UPDATE 7/8/2015, 9:55 a.m.: The airbag in a Nissan X-Trail started a fire after the Takata-supplied device went off with excessive force during a crash in Japan, according to Automotive News. The passenger-side airbag “exploded, smashing the passenger-side window and sending high-temperature fragments into the dashboard, causing a fire.” The driver sustained minor injuries in the crash.

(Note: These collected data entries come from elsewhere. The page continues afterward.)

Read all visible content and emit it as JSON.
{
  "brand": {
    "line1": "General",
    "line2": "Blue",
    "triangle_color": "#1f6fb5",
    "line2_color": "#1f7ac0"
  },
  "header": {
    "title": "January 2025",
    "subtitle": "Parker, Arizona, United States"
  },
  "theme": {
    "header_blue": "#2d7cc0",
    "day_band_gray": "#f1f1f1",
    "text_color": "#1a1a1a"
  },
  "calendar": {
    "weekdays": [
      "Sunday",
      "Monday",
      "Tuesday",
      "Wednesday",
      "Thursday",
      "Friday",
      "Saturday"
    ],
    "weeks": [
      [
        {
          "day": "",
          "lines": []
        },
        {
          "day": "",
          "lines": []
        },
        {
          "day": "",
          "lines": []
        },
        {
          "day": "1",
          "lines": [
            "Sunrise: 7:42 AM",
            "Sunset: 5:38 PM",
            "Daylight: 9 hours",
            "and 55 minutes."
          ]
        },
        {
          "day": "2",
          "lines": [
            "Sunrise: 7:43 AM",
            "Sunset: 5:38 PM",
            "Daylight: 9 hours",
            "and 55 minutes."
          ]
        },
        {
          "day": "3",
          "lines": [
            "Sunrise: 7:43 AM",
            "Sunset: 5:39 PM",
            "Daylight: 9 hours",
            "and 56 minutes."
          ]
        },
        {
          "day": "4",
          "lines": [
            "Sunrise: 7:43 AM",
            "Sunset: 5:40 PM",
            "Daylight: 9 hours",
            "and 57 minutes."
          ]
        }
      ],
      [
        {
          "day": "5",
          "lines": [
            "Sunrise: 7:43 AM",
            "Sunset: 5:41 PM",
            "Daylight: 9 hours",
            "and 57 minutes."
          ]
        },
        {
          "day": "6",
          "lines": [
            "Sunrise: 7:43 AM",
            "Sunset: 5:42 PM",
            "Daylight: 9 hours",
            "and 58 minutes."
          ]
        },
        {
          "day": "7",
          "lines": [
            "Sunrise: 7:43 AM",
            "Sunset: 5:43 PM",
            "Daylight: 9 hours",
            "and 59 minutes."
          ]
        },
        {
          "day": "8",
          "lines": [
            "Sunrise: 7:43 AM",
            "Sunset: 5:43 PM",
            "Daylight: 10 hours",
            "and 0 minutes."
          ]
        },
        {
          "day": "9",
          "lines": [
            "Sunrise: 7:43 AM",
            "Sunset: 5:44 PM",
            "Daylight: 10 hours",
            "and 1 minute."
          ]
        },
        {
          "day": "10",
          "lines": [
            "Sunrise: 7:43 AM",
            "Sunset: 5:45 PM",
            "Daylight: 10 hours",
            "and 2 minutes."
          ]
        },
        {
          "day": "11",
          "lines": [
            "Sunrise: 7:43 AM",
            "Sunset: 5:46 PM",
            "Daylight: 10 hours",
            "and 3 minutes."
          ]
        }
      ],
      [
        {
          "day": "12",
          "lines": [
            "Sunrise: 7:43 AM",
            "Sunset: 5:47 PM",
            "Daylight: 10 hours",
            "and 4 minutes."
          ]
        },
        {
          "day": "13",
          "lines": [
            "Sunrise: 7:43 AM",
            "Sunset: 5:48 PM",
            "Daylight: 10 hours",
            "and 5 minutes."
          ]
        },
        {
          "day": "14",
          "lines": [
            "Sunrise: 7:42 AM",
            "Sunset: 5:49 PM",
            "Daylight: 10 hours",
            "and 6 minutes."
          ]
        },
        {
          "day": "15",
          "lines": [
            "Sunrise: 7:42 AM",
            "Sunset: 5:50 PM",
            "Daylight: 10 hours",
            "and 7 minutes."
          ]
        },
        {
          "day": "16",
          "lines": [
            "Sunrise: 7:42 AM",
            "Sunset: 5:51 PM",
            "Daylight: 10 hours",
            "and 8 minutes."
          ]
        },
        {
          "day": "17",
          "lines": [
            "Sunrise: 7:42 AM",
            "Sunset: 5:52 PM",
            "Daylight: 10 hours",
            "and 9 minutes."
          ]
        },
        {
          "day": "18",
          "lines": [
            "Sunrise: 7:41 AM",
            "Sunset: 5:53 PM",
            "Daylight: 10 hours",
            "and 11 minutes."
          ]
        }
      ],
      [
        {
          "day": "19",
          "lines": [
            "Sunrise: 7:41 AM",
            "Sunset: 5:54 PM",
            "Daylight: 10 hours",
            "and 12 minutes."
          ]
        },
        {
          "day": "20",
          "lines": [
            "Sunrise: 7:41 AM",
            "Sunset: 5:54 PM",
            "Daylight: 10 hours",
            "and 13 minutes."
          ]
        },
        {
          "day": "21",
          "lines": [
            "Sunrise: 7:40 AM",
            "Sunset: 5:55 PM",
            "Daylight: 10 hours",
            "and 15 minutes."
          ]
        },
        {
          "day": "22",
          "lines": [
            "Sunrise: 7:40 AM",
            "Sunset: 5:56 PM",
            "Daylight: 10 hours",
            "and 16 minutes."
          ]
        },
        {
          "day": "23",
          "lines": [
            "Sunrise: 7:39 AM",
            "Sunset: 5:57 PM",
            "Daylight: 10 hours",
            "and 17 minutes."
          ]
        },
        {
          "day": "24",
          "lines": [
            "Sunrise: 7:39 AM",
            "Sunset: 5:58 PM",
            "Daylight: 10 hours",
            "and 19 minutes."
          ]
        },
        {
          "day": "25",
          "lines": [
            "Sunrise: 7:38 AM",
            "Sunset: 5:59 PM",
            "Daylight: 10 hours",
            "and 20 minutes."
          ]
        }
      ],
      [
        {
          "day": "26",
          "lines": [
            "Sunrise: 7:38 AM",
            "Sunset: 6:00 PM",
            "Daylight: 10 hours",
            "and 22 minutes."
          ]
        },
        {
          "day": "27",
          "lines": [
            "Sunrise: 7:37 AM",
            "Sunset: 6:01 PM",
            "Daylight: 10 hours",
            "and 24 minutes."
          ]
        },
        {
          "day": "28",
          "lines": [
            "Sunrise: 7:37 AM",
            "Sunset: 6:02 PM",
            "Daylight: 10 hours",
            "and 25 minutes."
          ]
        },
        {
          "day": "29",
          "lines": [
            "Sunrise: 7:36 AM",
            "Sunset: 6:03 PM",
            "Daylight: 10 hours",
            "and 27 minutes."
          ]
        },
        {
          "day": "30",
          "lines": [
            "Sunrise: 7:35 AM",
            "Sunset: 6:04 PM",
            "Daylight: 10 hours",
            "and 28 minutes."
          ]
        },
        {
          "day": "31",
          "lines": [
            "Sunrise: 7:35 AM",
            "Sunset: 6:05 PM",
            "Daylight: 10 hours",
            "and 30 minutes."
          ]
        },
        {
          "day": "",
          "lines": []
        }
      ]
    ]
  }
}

AFFECTED VEHICLES (total U.S.-market number in parentheses, if known):

Acura: 2002–2003 TL; 2002 CL; 2003–2006 MDX; 2005 Acura RL

BMW (approximately 765,000): 2000–2005 3-series sedan and wagon; 2000–2006 3-series coupe and convertible; 2001–2006 M3 coupe and convertible

Chevrolet (330,198, including GMC): 2007–2008 Chevrolet Silverado HD

Chrysler (approximately 4.75 million, including Dodge): 2004–2010 Chrysler 300; 2007–2008 Aspen

Daimler (40,061): 2006–2008 Dodge Sprinter 2500 and 3500; 2007–2008 Freightliner Sprinter 2500 and 3500

Dodge/Ram (approximately 4.75 million, including Chrysler, not including Daimler-built Sprinter): 2003–2008 Dodge Ram 1500; 2004–2010 Charger; 2004–2011 Dakota; 2004–2008 Durango; 2004–2009 Ram 2500 and 3500; 2004–2010 Ram 4500; 2005–2010 Dodge Magnum; 2008–2010 Ram 5500

Ford (1,380,604): 2004–2006 Ranger; 2005–2006 GT; 2005–2014 Mustang

GMC (330,198, including Chevrolet): 2007–2008 GMC Sierra HD

Honda (approximately 6.28 million, including Acura): 2001–2007 Accord (four-cylinder); 2001–2002 Accord (V-6); 2001–2005 Civic; 2002–2006 CR-V; 2002–2004 Odyssey; 2003–2011 Element; 2003–2008 Pilot; 2006 Ridgeline

Infiniti: 2001–2004 Infiniti I30/I35; 2002–2003 Infiniti QX4; 2003–2005 Infiniti FX35/FX45; 2006 Infiniti M35/M45

Lexus: 2002–2007 SC430

Mazda (444,907): 2003–2008 Mazda 6; 2006–2007 Mazdaspeed 6; 2004–2008 Mazda RX-8; 2004–2005 MPV; 2004–2006 B-series

Mitsubishi (104,994): 2004–2006 Lancer; 2006–2010 Raider

Nissan (approximately 1,091,000, including Infiniti): 2001–2003 Maxima; 2001–2004 Pathfinder; 2002–2006 Nissan Sentra

Pontiac (approximately 300,000): 2003–2007 Vibe

Saab: 2005 9-2X

Subaru (approximately 80,000): 2003–2005 Baja, Legacy, Outback; 2004–2005 Impreza, Impreza WRX, Impreza WRX STI

Toyota (approximately 2,915,000, including Lexus): 2002–2007 Toyota Corolla and Sequoia; 2003–2007 Matrix; 2003–2006 Tundra; 2004–2005 RAV4


We will update this list as soon as new information is available, but you can access NHTSA’s own running tally of affected vehicles here. For further information about your specific vehicle, go to the manufacturer’s consumer website or use NHTSA’s VIN-lookup tool.